Thursday, March 1, 2012

For Your Consideration

Notorious angry atheist Jerry Coyne opines on Alvin Plantiga...


In a post at his Why Evolution Is True blog Professor Coyne is discussing the theology proposed by notorious Christian theologian, philosopher, and apologist Alvin Plantiga.  Coyne is called out by detractors in his comments section and elsewhere for lack of philosophical rigor, but in the course of his post a statement rung a few bell for me.

"Theology is not an honest attempt to find the truth, but a post facto rationalization of what the theologian already believes."
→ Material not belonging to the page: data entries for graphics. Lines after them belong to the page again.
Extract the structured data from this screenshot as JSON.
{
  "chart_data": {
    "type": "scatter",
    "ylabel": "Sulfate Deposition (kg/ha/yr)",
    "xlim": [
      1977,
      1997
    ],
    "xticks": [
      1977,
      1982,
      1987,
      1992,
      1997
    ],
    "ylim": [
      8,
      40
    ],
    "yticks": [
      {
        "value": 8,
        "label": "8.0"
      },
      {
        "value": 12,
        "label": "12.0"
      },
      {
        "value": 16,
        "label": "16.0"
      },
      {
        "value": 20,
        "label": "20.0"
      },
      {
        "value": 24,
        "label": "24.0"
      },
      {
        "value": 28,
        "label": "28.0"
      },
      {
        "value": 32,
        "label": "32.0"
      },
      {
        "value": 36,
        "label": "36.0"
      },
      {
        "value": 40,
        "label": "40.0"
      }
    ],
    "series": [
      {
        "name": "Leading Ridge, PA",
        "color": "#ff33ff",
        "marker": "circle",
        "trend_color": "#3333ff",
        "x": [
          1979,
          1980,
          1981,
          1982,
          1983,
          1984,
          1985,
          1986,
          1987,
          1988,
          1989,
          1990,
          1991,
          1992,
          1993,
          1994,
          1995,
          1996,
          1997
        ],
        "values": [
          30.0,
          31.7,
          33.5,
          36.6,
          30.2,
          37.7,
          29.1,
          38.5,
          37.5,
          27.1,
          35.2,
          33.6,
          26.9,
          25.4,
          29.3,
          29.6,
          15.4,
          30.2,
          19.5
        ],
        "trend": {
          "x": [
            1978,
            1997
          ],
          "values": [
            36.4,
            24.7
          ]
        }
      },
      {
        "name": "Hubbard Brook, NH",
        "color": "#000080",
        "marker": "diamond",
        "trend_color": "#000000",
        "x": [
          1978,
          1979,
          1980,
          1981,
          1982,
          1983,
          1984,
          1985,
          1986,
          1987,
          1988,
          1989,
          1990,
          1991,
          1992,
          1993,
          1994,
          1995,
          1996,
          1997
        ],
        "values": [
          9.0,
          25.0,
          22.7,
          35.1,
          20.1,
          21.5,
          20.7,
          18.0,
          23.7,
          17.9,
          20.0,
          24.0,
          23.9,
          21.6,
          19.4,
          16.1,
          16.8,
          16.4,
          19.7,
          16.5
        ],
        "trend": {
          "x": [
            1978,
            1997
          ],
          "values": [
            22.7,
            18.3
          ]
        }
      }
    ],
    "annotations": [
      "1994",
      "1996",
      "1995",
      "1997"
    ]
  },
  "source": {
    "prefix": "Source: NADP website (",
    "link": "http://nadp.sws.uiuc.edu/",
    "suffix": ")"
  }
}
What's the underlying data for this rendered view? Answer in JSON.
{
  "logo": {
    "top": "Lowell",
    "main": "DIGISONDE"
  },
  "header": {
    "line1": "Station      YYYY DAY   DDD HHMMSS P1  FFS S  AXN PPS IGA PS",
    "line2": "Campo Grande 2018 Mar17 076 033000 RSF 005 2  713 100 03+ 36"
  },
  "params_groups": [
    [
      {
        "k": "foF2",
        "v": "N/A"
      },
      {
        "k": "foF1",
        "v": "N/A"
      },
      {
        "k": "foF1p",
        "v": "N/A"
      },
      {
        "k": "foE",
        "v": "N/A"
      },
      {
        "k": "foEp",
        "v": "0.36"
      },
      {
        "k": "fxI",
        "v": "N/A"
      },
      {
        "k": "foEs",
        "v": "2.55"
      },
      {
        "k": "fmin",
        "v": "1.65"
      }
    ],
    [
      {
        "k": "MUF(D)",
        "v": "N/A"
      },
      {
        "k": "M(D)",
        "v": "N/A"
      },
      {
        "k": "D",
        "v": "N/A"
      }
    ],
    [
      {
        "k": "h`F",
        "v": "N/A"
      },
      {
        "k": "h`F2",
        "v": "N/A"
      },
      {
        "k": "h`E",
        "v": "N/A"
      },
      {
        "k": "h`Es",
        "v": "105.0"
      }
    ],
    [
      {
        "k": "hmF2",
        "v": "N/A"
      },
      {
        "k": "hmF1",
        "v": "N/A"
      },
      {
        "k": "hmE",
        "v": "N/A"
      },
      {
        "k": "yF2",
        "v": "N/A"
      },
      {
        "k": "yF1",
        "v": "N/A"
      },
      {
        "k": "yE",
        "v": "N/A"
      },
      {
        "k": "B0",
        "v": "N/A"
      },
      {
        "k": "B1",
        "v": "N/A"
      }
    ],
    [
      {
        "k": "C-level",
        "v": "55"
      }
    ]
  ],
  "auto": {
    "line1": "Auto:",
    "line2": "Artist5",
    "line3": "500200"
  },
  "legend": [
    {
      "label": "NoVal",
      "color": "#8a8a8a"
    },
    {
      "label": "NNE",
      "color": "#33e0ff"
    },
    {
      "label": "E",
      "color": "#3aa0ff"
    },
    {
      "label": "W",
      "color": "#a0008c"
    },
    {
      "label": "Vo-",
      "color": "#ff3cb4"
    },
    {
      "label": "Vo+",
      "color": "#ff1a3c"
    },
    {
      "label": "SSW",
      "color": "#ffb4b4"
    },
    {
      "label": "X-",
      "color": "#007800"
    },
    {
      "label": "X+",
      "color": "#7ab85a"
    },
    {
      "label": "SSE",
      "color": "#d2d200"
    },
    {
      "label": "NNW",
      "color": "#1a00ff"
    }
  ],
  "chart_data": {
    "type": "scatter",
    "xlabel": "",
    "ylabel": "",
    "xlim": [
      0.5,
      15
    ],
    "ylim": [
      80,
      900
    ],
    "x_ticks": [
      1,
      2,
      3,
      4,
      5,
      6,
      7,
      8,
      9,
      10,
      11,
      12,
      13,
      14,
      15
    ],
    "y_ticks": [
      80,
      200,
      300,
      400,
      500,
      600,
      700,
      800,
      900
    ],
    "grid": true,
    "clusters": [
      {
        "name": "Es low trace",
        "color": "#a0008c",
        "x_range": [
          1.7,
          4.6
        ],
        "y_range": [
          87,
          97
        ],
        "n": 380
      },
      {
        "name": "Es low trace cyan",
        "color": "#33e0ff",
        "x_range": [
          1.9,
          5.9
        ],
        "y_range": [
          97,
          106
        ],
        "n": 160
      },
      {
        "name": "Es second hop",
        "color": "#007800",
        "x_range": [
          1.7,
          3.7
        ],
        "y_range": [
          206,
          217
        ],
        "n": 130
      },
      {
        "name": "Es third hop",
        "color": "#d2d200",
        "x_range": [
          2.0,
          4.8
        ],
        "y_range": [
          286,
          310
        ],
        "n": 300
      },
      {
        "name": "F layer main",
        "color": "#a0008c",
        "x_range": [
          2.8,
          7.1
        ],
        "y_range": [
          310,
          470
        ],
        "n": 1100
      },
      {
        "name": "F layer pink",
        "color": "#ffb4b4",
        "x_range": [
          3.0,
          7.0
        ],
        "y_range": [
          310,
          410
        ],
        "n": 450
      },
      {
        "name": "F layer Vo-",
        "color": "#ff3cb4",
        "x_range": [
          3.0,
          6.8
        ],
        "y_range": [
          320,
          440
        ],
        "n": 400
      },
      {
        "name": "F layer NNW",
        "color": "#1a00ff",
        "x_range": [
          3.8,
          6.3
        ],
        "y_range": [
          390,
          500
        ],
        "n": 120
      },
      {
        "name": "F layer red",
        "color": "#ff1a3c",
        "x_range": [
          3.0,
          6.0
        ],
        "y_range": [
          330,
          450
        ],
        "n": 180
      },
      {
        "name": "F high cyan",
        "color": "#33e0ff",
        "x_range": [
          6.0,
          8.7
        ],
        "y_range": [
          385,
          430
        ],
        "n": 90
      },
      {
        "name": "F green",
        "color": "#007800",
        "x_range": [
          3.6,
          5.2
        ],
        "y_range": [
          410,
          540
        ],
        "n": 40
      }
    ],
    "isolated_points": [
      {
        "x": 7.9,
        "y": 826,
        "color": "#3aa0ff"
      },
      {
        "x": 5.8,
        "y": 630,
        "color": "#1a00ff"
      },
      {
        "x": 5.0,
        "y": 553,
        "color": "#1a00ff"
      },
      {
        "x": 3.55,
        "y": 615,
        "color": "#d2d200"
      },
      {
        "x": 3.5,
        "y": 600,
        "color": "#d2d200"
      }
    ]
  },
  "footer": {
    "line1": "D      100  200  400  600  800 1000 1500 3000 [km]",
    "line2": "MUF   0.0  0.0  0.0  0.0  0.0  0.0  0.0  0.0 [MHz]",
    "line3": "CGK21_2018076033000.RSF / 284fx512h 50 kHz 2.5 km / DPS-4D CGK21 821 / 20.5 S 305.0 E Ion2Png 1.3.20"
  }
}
I've long pondered the question of where the dividing line between faith and the lack of it occurs.  It appears to me the binary bit is an emotional commitment to a faith.  If you have the emotional spark then religious faith, your preferred brand of theology, comfort with the utterances of those in your chosen faith community all make sense.  Without the spark all the traditions, bible stories, theologizing, and apologetics fail to resonate; the traditional arguments for God simply are not compelling.  (I lack experience with faith's that value orthopraxy over orthodoxy so this may or may not apply to those as well.)

What say you?

1 comment:

  1. Hey Mike, interesting post. Some thoughts I had...

    If faith is caused by a emotional spark I would agree with Huxley (who was not a man of faith) who contended that that sword cuts both ways.

    “I had motive for not wanting the world to have a meaning; consequently I assumed that it had none, and was able without any difficulty to find satisfying reasons for this assumption. The philosopher who finds no meaning in the world is not concerned exclusively with a problem in pure metaphysics, he is also concerned to prove that there is no valid reason why he personally should not do as he wants to do, or why his friends should not seize political power and govern in the way that they find most advantageous to themselves … For myself, the philosophy of meaninglessness was essentially an instrument of liberation, sexual and political.”

    For every motivation for "having faith" there is also a motion for "not having faith".

    But again, we all have faith in something - whether that be metaphysical naturalism, existentialism, Christianity, Buddhism, etc.
    For me the question was not an emotional driven issue (though at first it probably was), but has developed into a "which one makes the best sense of 'all' of reality as we know it".